Et voici la seconde !
Bonne lecture !
Un immense nuage de poussière s'élevait derrière le 4x4 depuis que ses roues avaient quitté les gorges de Cocorico et au vu du climat aride des lieux, ça n'ira pas en s'arrangeant.
Link s'était dénudé jusqu'à la taille depuis un bon moment, tapotant la carrosserie de la portière au rythme de la chanson qui passait à la radio, la sifflotant. Ses lunettes de soleil sur le nez et ses cheveux décoiffés par le vent complétaient le tableau. Sa peau avait bien brunie depuis leur séjour récent dans le désert Gerudo et elle n'était pas prête à pâlir au vu de leur destination actuelle.
De son côté, Jehd s'était recroquevillé dans son fauteuil, dormant depuis qu'ils étaient remontés après leur déjeuner tardif dans la plaine d'Hyrule. Il s'agitait parfois à cause des mouvements de la voiture, mais rien ne semblait capable de l'extirper de son sommeil.
Cette réflexion fit sourire doucement Link alors que le souvenir de leur première rencontre lui revenait et qu'il se superposait à la situation actuelle.
Ils partageaient l'habitacle depuis un mois maintenant et au cours de ce temps, quelques changements s'étaient opérés, autant chez l'un que chez l'autre.

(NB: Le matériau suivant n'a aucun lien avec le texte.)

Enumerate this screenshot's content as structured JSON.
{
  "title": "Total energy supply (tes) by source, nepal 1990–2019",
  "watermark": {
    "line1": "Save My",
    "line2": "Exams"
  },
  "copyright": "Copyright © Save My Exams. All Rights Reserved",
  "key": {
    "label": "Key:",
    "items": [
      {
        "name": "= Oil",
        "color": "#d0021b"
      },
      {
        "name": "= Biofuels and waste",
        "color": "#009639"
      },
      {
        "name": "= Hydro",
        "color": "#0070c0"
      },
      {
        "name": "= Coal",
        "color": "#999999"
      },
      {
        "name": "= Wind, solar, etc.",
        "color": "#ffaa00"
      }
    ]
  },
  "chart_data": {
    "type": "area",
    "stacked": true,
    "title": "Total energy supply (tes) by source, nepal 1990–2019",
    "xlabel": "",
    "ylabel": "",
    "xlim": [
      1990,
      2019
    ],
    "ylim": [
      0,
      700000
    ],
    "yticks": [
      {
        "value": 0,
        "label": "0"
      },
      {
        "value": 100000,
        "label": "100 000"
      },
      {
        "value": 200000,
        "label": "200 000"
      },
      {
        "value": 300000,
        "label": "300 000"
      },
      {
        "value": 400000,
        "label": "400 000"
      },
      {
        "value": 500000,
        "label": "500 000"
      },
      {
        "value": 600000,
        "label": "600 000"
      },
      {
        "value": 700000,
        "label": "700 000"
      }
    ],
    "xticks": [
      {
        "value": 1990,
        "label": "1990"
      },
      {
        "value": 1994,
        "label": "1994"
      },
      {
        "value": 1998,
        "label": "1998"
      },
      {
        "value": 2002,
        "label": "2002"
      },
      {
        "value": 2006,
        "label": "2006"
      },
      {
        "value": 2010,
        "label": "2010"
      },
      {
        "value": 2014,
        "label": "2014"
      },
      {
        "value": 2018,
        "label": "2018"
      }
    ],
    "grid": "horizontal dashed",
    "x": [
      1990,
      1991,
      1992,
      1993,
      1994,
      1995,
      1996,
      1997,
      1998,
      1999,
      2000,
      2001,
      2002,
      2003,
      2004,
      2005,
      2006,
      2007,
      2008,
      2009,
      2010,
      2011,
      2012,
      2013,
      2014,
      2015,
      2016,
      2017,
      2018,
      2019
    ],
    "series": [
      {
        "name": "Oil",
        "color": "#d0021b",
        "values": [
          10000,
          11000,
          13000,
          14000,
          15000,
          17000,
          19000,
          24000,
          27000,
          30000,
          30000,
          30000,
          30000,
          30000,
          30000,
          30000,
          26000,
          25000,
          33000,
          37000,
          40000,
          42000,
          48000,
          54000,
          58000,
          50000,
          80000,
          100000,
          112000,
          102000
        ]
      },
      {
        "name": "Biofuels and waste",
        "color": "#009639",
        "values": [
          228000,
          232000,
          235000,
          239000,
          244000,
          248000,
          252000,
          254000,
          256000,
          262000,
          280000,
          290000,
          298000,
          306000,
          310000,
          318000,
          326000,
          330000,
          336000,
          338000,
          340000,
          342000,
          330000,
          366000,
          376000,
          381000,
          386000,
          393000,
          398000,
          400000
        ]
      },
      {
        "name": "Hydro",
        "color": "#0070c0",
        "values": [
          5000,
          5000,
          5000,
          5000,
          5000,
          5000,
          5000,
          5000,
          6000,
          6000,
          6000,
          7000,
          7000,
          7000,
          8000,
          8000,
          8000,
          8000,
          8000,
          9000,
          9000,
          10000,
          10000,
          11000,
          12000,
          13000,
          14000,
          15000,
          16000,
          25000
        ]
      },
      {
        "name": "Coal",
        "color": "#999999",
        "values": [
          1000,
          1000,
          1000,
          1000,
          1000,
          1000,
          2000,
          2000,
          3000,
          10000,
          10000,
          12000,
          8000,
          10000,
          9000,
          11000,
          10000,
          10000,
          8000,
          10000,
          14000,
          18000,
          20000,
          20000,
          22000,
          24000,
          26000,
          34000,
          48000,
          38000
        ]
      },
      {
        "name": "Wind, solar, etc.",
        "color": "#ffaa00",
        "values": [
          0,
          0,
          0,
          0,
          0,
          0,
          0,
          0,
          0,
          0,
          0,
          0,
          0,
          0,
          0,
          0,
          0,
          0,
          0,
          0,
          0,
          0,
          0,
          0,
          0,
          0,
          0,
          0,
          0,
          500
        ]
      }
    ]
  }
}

Jetant un regard rapide auprès de son copilote, il se remémora la première impression qu'il avait eu à l'époque. Couvert du bout des doigts jusqu'à la gorge, il avait fallu attendre que les températures deviennent vraiment trop insupportables pour apercevoir un peu plus de peau (officiellement. Parce que si Jehd apprenait qu'il l'avait subrepticement aperçu se changer lors d'un de leurs campements sauvages… il ne donnerait pas cher de sa peau), et là encore, il avait été difficile de le convaincre de cesser de multiplier les couches, que les normes de la vie en ville n'avait pas forcément court dans les campagnes reculées et que personne ne s'offusquerait si sa chemise n'était pas impeccablement boutonnée jusqu'en haut. Mais ce fut un débat qui en valait la peine.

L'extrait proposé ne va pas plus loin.